Evaluation of Ion Torrent like read sets reveal BWA mem is most accurate aligner evaluated at all read lengths in Arabidopsis and human, even superior to TMAP1, the aligner recommended by the instrument manufacturer. These results indicate that BWA mem will perform well for Roche 454 read sets, as Ion Torrent and Roche 454 data have similar error profiles [7](Loman et al, 2012).
The mappers evaluated showed a broad range of tolerances to mismatches and indels. Overall Soap2 and BWA aln are most sensitive to error incorporation and as such, tightly clustered SNM and indel variants could be missed by these tools. In contrast, BWA mem is highly robust to SNMs and indels in reads of 100 nt or longer.

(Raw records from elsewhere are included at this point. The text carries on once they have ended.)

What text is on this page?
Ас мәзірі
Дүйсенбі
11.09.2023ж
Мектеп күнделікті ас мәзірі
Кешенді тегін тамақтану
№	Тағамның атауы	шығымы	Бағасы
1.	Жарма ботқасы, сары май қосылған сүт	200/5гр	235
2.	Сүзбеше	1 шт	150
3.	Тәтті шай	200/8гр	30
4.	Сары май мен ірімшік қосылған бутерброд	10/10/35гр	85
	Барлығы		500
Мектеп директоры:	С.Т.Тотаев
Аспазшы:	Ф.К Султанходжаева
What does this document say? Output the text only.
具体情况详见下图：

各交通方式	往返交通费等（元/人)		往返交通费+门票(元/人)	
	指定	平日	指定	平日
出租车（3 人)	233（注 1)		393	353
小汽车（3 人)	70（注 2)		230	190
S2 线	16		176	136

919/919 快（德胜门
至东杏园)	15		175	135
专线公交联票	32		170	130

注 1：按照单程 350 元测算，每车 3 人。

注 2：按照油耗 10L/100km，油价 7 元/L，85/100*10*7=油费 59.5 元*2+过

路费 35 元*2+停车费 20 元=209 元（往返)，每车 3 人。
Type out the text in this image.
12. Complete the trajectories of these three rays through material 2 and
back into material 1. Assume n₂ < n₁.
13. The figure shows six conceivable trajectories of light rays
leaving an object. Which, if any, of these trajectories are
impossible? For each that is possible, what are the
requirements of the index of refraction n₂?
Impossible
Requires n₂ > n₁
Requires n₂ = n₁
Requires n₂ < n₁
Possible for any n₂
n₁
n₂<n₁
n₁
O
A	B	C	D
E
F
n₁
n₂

These findings show that BWA mem is highly accurate and tolerant to errors including mismatches and indels. These features make BWA mem suited to mapping of whole genome bisulfite sequencing reads. Indeed the BWA mem algorithm has already been harnessed to perform this task and performs well in simulations [29](Pederson et al, 2014).
Taken together, this work outlines the strengths and weaknesses of several commonly used open source short read mapping tools for DNA alignment.